Improving access to vaccines and medical products: Building capacity in supply chain management in East Africa

Vaccination, along with clean drinking water and sanitation, are public health interventions that have made the greatest contribution to improving health outcomes globally. Ensuring access to vaccines for all populations is an ongoing challenge, however, with the current SARS-CoV-2 pandemic highlighting global inequities in financing, distribution and administration of COVID-19 vaccines.
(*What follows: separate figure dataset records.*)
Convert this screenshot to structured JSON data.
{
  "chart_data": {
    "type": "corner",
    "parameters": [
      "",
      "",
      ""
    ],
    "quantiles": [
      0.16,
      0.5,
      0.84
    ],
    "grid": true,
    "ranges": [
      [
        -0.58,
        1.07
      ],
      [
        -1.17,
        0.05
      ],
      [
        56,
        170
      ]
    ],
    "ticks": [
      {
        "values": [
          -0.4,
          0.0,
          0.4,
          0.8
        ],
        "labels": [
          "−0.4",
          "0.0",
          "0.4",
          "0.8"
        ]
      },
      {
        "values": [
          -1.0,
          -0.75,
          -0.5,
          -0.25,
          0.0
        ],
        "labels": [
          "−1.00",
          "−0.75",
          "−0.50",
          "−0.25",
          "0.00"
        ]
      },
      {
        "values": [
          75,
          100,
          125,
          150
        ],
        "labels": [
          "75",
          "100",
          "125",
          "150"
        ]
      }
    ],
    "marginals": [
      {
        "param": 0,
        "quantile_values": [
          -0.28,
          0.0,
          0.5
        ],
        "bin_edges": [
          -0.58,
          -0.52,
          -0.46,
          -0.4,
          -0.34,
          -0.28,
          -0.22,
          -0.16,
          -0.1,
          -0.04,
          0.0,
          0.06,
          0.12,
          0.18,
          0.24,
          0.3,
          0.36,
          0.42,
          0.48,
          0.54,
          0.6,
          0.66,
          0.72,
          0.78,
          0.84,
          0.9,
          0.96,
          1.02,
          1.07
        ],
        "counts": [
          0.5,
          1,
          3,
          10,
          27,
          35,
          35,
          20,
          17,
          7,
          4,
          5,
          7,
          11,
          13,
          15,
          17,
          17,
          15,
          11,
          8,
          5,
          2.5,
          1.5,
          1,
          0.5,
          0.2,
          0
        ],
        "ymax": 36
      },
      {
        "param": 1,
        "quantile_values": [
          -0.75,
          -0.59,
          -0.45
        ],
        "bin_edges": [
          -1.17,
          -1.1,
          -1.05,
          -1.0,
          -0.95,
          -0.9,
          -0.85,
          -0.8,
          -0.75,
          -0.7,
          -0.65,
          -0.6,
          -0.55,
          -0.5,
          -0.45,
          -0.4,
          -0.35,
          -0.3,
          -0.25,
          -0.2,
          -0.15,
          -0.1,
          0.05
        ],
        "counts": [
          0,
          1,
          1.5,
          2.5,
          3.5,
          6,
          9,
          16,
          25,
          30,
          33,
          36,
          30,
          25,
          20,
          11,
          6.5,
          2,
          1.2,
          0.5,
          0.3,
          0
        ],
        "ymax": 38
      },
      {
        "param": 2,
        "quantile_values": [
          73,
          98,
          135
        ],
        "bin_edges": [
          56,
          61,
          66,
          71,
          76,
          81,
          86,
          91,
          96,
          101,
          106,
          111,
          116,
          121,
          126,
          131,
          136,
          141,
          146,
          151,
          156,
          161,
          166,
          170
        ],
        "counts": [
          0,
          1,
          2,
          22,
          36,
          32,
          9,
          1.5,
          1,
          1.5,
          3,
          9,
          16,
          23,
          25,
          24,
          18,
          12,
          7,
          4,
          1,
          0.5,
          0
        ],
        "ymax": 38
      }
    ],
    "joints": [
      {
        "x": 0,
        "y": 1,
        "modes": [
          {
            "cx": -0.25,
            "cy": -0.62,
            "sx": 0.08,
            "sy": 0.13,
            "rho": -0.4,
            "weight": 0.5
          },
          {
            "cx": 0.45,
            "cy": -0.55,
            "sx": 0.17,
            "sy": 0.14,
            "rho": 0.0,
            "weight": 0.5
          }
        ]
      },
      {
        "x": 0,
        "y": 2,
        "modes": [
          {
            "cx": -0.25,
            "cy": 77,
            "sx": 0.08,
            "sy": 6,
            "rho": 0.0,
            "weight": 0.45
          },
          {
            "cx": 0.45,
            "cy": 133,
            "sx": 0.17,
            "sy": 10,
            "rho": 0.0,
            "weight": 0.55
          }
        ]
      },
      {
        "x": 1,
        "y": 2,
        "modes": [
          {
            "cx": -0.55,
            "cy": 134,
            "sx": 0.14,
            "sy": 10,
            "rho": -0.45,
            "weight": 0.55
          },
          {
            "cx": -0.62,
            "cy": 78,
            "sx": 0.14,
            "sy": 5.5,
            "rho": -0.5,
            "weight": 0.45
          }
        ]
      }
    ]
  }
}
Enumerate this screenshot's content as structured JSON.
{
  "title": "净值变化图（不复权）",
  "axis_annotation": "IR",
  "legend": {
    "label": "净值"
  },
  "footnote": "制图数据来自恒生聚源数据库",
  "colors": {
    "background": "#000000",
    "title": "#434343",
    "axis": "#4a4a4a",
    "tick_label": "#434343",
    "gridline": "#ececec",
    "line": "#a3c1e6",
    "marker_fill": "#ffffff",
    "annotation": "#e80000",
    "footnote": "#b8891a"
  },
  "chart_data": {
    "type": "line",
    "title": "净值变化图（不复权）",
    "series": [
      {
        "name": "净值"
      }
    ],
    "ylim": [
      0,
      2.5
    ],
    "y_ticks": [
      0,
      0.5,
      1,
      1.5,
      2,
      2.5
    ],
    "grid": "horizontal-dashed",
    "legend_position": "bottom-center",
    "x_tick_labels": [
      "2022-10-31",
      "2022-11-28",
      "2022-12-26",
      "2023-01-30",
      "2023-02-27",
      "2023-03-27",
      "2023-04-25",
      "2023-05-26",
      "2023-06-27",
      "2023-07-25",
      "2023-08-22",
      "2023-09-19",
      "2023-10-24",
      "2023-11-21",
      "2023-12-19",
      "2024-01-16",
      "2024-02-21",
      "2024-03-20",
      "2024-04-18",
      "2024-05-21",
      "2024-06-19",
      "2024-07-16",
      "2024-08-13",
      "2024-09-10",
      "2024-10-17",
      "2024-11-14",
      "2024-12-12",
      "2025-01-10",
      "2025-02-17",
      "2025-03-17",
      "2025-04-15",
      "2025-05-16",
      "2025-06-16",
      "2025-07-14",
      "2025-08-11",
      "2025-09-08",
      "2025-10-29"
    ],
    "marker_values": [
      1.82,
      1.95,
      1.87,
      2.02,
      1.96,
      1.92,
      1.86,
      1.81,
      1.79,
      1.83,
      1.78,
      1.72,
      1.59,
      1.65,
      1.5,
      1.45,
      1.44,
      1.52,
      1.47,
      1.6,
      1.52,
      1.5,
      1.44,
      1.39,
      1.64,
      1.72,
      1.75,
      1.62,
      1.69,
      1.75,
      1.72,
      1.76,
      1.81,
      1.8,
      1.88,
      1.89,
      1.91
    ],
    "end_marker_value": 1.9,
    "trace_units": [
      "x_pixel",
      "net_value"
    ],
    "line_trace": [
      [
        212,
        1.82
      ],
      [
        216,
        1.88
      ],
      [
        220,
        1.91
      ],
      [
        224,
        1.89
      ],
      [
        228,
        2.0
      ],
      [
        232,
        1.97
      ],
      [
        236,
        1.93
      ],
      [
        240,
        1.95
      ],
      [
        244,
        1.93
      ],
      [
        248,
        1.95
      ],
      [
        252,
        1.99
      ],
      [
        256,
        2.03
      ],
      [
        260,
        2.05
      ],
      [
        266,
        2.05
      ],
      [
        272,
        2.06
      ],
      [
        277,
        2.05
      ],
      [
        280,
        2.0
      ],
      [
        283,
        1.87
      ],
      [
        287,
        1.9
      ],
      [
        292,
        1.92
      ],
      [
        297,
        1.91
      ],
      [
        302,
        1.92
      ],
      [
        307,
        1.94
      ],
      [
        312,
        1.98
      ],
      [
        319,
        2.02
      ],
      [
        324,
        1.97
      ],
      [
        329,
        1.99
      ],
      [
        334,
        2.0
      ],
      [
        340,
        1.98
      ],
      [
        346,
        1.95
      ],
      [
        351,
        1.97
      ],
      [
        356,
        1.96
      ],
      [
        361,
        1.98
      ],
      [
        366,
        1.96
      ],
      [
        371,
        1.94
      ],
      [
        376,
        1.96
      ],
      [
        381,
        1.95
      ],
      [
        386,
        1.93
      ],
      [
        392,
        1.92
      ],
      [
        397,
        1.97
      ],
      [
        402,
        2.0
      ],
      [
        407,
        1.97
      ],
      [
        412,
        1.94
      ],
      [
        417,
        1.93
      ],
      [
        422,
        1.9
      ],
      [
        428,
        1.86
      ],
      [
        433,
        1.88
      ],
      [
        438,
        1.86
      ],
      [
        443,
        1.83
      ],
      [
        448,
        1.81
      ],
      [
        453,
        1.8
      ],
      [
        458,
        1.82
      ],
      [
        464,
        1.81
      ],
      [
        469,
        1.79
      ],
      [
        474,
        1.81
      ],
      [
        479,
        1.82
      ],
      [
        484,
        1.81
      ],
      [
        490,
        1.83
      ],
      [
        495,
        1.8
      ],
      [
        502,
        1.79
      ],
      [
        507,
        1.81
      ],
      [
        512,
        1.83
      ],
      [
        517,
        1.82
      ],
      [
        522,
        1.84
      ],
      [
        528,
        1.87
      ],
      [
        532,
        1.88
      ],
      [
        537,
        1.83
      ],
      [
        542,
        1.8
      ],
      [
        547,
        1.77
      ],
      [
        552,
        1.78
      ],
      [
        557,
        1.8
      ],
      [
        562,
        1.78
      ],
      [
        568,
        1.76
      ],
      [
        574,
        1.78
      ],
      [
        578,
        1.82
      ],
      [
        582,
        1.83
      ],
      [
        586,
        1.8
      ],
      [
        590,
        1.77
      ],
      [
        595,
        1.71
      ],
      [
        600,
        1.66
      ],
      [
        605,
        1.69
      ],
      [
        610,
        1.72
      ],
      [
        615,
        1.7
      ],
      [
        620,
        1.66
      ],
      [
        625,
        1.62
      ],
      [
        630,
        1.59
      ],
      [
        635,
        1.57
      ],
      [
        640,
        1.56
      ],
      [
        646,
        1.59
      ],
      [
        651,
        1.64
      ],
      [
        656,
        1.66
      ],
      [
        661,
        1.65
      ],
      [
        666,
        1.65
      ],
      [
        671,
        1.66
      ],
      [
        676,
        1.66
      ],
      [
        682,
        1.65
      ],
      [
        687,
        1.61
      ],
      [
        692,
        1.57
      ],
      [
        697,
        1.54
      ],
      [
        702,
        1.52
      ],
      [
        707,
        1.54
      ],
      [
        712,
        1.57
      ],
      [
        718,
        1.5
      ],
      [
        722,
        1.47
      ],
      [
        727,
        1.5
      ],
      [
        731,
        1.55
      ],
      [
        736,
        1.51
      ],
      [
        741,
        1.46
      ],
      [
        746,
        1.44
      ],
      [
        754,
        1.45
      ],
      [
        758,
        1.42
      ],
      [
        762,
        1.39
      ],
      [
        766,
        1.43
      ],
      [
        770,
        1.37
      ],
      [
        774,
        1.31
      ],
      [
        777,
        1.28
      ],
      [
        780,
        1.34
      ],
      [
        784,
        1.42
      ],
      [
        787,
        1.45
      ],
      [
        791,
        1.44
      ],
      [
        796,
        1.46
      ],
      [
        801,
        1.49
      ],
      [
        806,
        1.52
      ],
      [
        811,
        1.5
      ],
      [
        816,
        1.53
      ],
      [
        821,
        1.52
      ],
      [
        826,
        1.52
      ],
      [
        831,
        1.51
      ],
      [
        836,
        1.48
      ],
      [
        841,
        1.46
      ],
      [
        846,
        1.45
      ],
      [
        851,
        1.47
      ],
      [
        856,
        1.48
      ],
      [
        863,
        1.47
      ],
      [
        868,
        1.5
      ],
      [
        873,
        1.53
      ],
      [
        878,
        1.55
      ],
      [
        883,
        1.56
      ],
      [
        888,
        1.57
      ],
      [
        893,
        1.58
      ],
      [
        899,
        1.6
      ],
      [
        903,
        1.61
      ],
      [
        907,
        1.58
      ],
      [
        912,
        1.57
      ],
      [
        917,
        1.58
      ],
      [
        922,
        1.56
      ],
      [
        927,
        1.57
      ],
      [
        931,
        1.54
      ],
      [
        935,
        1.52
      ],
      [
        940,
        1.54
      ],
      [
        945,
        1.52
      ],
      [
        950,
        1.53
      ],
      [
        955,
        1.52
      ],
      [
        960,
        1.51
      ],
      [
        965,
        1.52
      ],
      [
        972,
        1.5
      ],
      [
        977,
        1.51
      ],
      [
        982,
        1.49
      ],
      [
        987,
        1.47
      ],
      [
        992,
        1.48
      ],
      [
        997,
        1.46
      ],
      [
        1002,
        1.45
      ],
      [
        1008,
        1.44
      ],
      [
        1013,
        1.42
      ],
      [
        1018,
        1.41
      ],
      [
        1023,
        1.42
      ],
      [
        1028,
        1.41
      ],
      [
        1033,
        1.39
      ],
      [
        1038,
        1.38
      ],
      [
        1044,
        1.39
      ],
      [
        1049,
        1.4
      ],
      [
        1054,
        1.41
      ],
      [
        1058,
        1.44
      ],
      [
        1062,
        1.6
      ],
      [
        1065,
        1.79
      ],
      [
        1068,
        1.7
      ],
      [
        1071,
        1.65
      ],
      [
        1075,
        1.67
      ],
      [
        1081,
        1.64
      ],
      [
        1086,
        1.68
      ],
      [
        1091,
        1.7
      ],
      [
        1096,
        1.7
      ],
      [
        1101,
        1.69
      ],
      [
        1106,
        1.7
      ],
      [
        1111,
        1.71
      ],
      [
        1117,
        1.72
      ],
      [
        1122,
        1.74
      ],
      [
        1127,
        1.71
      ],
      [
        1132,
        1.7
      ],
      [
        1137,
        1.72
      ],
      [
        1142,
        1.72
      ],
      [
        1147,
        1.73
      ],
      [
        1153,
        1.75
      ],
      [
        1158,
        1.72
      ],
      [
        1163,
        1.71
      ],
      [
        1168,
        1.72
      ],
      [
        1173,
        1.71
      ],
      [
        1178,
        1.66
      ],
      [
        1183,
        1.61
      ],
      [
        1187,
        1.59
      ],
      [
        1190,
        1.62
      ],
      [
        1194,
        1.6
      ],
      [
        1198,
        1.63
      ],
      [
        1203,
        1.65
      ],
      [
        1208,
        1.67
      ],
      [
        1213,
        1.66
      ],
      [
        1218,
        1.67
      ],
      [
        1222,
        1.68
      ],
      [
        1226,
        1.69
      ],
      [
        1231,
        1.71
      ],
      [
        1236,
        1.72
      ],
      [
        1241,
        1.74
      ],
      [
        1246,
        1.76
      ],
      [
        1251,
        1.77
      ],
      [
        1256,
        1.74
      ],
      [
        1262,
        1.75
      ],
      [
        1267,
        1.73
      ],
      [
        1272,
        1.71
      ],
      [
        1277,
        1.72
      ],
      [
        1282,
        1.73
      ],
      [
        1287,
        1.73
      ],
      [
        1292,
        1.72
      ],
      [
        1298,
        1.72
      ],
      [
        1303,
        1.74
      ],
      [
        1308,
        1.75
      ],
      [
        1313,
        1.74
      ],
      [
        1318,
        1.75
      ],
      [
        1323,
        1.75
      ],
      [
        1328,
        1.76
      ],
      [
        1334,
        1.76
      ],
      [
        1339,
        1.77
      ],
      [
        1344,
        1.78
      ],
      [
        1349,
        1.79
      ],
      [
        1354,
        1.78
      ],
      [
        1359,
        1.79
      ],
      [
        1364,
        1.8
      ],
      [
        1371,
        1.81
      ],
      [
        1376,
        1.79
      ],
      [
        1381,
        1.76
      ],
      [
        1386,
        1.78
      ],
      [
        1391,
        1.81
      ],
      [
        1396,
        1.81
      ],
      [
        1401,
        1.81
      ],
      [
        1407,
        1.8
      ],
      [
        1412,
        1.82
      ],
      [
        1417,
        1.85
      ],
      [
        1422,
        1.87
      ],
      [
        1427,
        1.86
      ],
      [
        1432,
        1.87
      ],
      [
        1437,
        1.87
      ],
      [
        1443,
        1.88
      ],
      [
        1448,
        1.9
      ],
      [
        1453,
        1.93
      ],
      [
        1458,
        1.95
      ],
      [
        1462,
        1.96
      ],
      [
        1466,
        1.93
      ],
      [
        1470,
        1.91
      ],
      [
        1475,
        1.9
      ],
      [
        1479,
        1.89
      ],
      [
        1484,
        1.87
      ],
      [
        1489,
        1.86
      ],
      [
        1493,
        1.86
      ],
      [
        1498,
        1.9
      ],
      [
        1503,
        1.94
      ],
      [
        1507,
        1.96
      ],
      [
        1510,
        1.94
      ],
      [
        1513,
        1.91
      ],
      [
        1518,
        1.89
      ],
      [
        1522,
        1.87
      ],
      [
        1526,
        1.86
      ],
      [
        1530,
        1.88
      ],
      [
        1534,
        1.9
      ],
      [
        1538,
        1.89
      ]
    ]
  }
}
Although immunisation coverage across Africa has greatly increased over the past few decades, with corresponding reductions in disease mortality and morbidity, coverage rates in many countries are far from reaching their national targets. In addition, although national estimates of routine coverage are assessed annually, they conceal heterogeneities in coverage and preclude an assessment of local barriers to vaccination and areas of weakness within vaccine delivery systems. Over the past few years, vaccine access in these countries has been expanded through the efforts of global agencies – including the World Health Organization, United Nations Children’s Fund, the Bill and Melinda Gates Foundation and GAVI, The Vaccine Alliance – though gaps in supply chain systems remain a stumbling block. In March 2016 the East African Community (EAC) Regional Centre of Excellence for Vaccines, Immunization and Health Supply Chain Management (RCE-VIHSCM) was launched. Based at the School of Public Health at the University of Rwanda in Kigali, it is a partnership with the EAC partner states, the global community, UN agencies and collaborative universities from the region and beyond. The vision of the RCE is to become an autonomous, well-recognised, top-class, regional ‘knowledge hub’, providing high quality pre- and in-service training to pharmacists and others involved in supply chain management at various levels of the health system. Its main purpose it to disseminate best practices in vaccines, immunisation and health supply chain management.

SOPH’s involvement

Building on an existing relationship with the University of Rwanda and having experiences of developing a blended Master of Public Health (MPH) programme, the School of Public Health (SOPH) was contracted by Health Research for Action (hera), Belgium, to provide expertise to support the University’s establishment of the RCE. From 2016 to 2019 we assisted with the development and co-ordination of short course training and the continuous development of training support for staff developing their Master programme. The team was led by Dr Hazel Bradley and included Prof Richard Laing, Jennifer Birkett and Ziyanda Mwanda. To this end, four members of the University of Rwanda team visited the SOPH in 2017 where they participated in the Medicines Supply Chain Management short course at Winter School. They were also introduced to UWC’s learning management system and several of the e-learning tools that the SOPH has developed and used in its distance learning programmes. The SOPH team’s subsequent visits to Rwanda consolidated this learning through workshops to build capacity and transfer skills to our colleagues regarding the development of on-line learning materials and individual mentoring. We also provided support to on-line teaching and support staff working on the Master in Health Supply Chain Management. The first cohort of Master students, comprising largely of pharmacists already working in supply chain management positions in EAC countries, graduated in 2019. The intention is that they will provide much needed expertise in the various facets of supply chain management in their countries – Burundi, Kenya, Rwanda, South Sudan, Tanzania, and Uganda; and that this, in turn, will lead to improved immunisation coverage and, ultimately, improved health outcomes for their populations.

The RCE at the University of Rwanda is supported by the German Development Bank (KfW) who have agreed to additional funding of Euro14 mill for a further four years (2021 – 2024) to establish the RCE as a centre for digital teaching and learning for the EAC and beyond - in health supply chain management.